I had discipline problems with my older son at 4 years old. He was a strong personality -- not violent or anything but often so strong willed that I found myself wondering what to do. I got some good help with a parenting class our church was doing at the time, and from the pastor directly -- and he said he had never seen a child as strong willed as Jesse! He told me that if I did not rise to the occasion, and stop being a wimp, that I would let him get the bit between his teeth then , and look out when he's a teenager! I could see that he was a leader type of boy, and would either lead his life the wrong way, or the right way, leading others in the same direction. I wanted to make sure that he went in the direction of healthy choices, and happiness. So I decided to take counsel, and take action. I had to change my tactics constantly, it was not a magic 1-2-3 kind of thing.

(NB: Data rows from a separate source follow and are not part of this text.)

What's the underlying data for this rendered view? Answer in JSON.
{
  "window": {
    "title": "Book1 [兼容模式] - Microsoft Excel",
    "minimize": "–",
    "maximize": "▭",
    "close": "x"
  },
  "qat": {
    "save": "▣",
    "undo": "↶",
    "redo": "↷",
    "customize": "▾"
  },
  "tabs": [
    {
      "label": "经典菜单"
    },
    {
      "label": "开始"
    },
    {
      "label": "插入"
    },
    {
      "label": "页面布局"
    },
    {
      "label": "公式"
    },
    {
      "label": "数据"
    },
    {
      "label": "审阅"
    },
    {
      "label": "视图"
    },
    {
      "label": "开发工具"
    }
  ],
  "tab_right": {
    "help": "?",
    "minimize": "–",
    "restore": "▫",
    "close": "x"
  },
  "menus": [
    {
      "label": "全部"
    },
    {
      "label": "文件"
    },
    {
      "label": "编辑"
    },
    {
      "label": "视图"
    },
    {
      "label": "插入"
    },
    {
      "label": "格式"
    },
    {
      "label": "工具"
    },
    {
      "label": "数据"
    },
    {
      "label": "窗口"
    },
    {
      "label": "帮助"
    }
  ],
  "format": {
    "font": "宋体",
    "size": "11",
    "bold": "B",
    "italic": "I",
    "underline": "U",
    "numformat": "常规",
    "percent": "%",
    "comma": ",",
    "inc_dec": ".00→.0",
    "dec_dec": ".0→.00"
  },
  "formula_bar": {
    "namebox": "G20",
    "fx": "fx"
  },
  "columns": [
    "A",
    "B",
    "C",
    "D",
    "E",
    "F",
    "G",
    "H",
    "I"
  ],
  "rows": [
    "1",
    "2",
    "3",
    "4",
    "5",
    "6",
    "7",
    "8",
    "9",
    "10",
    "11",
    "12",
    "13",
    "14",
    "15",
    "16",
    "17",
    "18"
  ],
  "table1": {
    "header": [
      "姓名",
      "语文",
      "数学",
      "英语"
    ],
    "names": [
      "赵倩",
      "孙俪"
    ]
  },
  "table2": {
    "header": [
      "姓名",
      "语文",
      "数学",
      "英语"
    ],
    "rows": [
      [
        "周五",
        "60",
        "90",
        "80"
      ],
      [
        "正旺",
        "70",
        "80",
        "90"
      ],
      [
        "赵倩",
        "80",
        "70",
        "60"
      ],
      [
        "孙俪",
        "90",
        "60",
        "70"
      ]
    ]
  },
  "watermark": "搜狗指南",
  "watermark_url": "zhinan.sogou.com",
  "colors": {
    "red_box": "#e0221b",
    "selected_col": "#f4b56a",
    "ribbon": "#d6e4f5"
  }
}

Basically, I had to make my yes mean yes, and my no mean no. There was no way I could say no, then give in later. He would take that as carte blanche to keep bugging and whining to get his way. Even in the simplest things, wanting something in the store , I had to say no. Never. Or every trip would be a battle.
I had to make him obey, even if it meant we spent all day on it. I could write a book!
He is now 6' 2 and 24. He is a wonderful young man with a lovely girlfriend. He is still finding his path, as he is so talented in so many areas that he has pursued BMW repair just so he could learn everything possible (and repairs them on the side), and he does light and sound intstallation and operates them for performances , and repairs computers. I can't tell you what a joy he is to me, he has picked me up !!! and said you were the best mom, thank you for all you did for me.
It made it all worth it.
Your son is asking you to help him learn self control.
Be the mom he needs you to be. And don't be afraid to ask for help!
I recommend the Liberty church parenting series by John Fichtner.